Aujourd’hui, cette situation a un double visage. D’une part, ceux – vivants ou morts- qui ont consacré leur vie pour donner corps à la naissance d’une nouvelle Haïti, et qui face au sentiment d’un éternel recommencement ou d’un recul constant, nourrissent ce sentiment d’échec, voire même de culpabilité. D’autre part, la jeune génération, dans une attitude d’ailleurs salutaire de critiques, qui rejette en bloc avec récriminations tout ce qui a été fait, parle d’échec dont tout le poids retombe sur les générations précédentes. Pareille attitude déresponsabilise les auteurs, met à la même enseigne bourreaux et victimes, responsables et combattants et favorise cette plaie béante dans notre société : l’impunité.

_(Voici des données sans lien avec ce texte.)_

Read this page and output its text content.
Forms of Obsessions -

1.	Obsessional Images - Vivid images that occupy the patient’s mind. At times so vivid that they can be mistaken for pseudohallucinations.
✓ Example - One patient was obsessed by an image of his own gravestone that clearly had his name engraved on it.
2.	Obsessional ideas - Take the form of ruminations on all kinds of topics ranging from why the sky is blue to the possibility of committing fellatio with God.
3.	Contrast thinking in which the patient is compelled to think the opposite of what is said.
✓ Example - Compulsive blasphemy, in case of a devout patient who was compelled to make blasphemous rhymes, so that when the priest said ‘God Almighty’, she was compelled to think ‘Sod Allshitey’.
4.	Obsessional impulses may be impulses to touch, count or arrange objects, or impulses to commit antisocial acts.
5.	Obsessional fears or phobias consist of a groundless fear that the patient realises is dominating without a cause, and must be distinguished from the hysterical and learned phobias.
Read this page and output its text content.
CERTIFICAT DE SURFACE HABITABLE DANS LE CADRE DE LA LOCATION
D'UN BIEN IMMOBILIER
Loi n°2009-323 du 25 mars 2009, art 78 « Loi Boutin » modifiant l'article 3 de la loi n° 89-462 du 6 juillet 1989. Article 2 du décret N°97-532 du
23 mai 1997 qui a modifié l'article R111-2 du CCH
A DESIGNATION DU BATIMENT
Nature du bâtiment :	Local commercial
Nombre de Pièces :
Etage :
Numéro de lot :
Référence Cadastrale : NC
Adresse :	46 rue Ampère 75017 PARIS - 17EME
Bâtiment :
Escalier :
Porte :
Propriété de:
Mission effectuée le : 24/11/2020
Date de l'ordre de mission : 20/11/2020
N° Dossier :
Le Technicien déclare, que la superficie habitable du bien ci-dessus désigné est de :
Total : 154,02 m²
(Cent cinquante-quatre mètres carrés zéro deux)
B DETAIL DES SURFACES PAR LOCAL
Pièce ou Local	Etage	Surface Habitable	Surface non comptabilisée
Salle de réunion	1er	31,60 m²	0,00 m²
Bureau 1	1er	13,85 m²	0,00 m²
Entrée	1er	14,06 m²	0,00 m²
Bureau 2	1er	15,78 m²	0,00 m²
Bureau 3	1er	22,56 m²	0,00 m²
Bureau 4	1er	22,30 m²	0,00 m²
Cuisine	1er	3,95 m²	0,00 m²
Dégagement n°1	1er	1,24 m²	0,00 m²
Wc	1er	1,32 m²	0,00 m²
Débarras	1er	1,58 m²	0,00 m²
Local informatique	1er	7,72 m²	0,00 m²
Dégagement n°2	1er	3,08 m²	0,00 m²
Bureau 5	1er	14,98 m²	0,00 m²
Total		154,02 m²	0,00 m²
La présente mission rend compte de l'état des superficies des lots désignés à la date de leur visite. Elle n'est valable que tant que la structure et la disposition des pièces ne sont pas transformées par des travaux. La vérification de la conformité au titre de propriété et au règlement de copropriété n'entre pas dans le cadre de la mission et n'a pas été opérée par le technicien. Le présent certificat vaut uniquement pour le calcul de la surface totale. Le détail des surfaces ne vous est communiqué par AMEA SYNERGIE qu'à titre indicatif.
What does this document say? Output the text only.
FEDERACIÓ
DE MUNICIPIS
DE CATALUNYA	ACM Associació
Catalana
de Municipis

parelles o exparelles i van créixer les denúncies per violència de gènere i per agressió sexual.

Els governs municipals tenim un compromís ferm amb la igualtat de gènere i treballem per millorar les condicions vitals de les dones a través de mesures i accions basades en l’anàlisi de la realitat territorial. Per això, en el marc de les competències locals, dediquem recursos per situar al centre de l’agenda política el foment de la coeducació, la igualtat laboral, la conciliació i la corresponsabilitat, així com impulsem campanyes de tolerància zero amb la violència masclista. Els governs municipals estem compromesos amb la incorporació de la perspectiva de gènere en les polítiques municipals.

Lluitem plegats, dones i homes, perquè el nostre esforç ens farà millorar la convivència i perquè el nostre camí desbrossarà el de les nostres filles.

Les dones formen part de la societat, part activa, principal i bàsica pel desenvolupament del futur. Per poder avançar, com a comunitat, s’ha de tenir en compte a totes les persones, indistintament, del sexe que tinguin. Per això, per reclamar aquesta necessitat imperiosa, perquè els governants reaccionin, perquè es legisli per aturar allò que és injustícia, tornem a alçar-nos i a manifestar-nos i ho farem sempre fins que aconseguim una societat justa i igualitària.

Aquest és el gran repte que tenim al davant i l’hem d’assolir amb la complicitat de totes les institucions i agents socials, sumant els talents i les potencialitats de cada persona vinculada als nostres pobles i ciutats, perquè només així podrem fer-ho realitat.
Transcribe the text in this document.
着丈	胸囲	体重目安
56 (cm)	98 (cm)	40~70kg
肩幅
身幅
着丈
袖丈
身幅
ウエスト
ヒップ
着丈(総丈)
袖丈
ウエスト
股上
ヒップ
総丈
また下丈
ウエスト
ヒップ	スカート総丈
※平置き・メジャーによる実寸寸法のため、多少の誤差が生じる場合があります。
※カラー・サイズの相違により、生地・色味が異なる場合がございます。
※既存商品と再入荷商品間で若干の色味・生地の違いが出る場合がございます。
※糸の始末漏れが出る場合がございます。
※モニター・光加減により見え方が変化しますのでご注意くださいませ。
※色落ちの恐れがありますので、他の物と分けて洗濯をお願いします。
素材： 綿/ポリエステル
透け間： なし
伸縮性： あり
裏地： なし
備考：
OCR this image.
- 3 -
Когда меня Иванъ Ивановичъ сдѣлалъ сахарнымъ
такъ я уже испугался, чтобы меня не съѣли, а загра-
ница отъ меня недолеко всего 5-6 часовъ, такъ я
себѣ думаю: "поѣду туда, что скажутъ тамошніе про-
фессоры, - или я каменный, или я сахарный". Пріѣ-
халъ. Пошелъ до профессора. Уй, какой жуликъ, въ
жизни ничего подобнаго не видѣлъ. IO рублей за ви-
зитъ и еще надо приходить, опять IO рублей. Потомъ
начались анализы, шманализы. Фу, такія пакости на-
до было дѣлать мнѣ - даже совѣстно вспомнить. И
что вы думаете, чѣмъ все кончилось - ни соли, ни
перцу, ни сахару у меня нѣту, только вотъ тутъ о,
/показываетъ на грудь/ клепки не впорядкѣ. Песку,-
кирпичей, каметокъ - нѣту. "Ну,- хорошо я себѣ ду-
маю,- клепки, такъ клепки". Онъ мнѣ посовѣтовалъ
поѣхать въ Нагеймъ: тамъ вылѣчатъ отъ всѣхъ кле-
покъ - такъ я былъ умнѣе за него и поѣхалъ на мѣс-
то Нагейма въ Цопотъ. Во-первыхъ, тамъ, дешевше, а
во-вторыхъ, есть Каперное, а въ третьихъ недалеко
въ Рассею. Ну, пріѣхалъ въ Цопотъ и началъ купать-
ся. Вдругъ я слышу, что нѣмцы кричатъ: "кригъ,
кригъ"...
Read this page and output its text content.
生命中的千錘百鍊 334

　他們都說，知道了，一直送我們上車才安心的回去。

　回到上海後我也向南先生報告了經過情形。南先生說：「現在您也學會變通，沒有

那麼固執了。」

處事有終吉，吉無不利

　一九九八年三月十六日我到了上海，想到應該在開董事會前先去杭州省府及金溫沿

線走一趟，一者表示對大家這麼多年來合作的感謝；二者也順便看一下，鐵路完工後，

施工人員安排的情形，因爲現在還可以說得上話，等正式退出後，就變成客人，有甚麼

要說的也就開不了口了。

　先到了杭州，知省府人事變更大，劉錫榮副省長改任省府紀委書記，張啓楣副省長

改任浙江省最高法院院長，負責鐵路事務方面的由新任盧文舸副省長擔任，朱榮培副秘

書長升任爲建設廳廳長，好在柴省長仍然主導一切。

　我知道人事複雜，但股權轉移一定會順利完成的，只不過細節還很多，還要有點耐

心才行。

Attention, évitons d’alimenter parmi nous une nouvelle division intergénérationnelle. Il est temps pour nous d’apprendre à revendiquer nos valeurs et non à les détruire ; à nous enrichir des expériences passées pour avancer dans un chemin ou générations après générations nous apprenons à édifier sur les sédiments antérieurs qui fructifient l’action.
En ce 25ème anniversaire de la chute du duvaliérisme nous devons dire JAMAIS PLUS. Les incertitudes de la difficile situation qui secouent le pays aujourd’hui l’exigent. Pour paraphraser Berthold Brecht, « on ne peut oublier que le ventre de la bête qui enfanta le duvaliérisme est encore fécond ». Dans ce chemin de la construction d’une nation souveraine, d’un Etat de droit et de justice, les artisans de ce Jamais Plus ont le devoir de poser des questions de grande valeur pratique mais aussi de première importance théorique. Nous devons construire notre mémoire, renforcer l’identité collective et construire un projet national à partir de l’espoir, et nécessairement, du rêve et de l’utopie.
Suzy Castor,
Port-au-Prince, FOKAL, 5 février 2011
(*) Centre de Formation et de Recherche Economique et Sociale pour le Développement
Plusieurs organisations de la société civile haïtienne, dont la FOKAL, se réunissent autour de la nécessité de commémorer le 7 février, comme date marquante de notre histoire contemporaine, pour témoigner de notre refus de l’oubli et de l’impunité par rapport aux exactions commises par le régime dictatorial des Duvalier de 1957 à 1986. Le 11 février prochain, une table-ronde se tiendra au Cresfed. Les organisations parties prenantes de ces activités sont le Centre œcuménique des droits humains (CEDH), le Collectif féminin haïtien pour la participation politique des femmes (Fanm Yo La), Centre de recherche et de formation économique et sociale pour le développement (CRESFED), Droits et Démocratie (Centre international des droits de la personne et du développement démocratique), la Fondation connaissance et liberté (FOKAL), le Groupe d’appui aux rapatriés et réfugiés (GARR), Kay Fanm (La maison des femmes), le Mouvement des femmes haïtiennes pour l’éducation et le développement (MOUFHED), la Plateforme des organisations haïtiennes de défense des droits humains (POHDH), le Réseau national de défense des droits humains (RNDDH), la Solidarite fanm ayisyèn/Solidarité des femmes haïtiennes (SOFA).